2 September 2022Peace and Security
Further damage to the embattled Zaporizhzhya Nuclear Power Plant in Ukraine “cannot” be allowed to happen, the head of the International Atomic Energy Agency (IAEA) has said.
Director General Rafael Mariano Grossi was speaking on Thursday after he and IAEA experts visited Europe’s largest nuclear plant, which has seen repeated shelling in recent weeks, sparking fears of a catastrophe.
— Rafael MarianoGrossi (@rafaelmgrossi) September 1, 2022
“It's obvious that the plant, and the physical integrity of the plant has been violated, several times. [Whether] by chance [or deliberately], we don't have the elements to assess that. But this is a reality that we have to recognize, and this is something that cannot continue to happen,” he told journalists.
“Wherever you stay, wherever you stand, whatever you think about this war, this is something that cannot happen, and this is why we're trying to put in place certain mechanisms and the presence of our people there, to try to be in a better place.”
The Zaporizhzhia plant houses six of the 15 nuclear reactors in Ukraine.
It has been occupied by Russian forces since the early weeks of the war in Ukraine, now in its seventh month.
Both sides have accused the other of shelling the plant.
Maintaining a presence
An IAEA expert mission finally arrived there on Thursday, following months of diplomatic negotiations.

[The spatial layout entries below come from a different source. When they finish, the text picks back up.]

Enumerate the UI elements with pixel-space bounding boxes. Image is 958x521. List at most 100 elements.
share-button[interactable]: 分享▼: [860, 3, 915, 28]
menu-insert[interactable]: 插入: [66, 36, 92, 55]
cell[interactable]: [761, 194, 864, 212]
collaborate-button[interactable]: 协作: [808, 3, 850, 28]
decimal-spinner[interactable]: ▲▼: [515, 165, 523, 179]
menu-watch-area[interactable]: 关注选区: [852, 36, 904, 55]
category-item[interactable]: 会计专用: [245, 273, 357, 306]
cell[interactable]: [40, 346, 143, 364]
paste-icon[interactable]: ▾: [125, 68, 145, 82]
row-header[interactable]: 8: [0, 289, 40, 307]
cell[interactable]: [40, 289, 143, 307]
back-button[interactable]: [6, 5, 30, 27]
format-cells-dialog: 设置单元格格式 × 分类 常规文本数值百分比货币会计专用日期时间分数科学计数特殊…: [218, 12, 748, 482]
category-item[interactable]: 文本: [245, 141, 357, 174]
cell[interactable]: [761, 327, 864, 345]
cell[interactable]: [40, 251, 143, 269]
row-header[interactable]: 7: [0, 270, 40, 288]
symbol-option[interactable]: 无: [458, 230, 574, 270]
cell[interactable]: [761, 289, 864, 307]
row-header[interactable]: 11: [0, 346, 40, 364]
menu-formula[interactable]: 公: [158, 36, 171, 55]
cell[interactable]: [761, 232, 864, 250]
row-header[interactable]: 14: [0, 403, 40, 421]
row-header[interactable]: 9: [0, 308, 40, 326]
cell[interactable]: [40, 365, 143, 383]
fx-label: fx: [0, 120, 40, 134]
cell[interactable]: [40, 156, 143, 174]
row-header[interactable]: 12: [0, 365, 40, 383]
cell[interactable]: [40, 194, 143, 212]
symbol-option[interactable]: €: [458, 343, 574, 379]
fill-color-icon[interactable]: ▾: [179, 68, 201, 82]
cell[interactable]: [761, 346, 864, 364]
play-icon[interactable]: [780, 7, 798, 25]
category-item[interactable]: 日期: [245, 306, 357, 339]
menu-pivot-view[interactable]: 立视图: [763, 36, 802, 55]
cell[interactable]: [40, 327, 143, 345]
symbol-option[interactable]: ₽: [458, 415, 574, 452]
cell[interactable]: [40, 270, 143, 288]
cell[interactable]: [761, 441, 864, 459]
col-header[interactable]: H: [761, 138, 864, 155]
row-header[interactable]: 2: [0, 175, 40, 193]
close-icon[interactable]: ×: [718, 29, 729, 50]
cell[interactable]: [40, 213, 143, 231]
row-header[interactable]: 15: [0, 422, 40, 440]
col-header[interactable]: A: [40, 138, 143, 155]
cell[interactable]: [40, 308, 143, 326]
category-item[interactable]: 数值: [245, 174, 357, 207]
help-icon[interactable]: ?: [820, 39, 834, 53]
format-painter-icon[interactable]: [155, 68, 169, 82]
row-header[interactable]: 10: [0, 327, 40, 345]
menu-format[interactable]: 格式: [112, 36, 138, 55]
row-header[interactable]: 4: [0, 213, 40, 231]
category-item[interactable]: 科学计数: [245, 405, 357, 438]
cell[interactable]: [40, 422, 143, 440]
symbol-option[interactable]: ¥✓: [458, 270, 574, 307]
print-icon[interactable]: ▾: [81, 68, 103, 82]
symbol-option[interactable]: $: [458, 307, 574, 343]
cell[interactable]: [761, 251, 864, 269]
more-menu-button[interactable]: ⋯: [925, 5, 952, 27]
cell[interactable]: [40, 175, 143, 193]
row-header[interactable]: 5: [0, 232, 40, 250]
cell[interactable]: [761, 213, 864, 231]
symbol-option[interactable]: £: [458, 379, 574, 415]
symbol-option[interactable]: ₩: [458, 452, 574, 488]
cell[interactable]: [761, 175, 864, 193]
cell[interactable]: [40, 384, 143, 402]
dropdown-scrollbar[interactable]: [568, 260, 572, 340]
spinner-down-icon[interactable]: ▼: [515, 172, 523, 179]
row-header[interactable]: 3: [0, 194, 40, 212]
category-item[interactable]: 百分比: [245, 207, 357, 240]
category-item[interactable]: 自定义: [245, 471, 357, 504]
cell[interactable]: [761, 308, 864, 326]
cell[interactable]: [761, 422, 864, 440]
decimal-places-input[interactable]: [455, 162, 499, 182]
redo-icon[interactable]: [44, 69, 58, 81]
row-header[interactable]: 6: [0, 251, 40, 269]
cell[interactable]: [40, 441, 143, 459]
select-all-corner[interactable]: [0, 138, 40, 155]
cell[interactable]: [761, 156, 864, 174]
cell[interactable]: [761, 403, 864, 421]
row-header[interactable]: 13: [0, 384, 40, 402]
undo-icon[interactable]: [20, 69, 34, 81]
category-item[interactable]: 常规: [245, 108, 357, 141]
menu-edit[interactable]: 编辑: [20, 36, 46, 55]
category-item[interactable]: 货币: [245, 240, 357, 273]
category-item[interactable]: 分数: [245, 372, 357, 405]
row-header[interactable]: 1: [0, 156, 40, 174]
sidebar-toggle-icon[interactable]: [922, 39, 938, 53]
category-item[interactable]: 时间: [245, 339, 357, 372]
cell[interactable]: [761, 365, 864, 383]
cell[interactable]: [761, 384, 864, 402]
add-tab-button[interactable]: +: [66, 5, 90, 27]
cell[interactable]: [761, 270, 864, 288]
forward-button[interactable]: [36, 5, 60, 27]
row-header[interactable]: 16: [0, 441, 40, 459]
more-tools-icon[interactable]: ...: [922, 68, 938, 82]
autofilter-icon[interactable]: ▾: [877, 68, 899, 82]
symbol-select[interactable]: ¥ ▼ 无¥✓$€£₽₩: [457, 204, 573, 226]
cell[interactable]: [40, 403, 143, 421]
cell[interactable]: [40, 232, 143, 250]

In a video posted on his official Twitter account that day, Mr. Grossi reported that the experts had completed an initial tour of the plant, though there is still more to do.
“My team is staying on,” he said, adding “most importantly, we are establishing a continued presence from the IAEA here.”
© IAEAIAEA Director-General Rafael Mariano Grossi (second left) and the IAEA expert mission team arrive at the Zaporizhzhya Nuclear Power Plant in Ukraine.
The 14-member mission deployed from Vienna on Monday in efforts towards ensuring nuclear safety and security at the plant, undertaking vital safeguard activities, and assessing the working conditions of the Ukrainian staff there.
Renewed shelling last week hit the area of the plant’s two so-called special buildings, located about 100 metres from the reactor buildings, as well as an overpass area.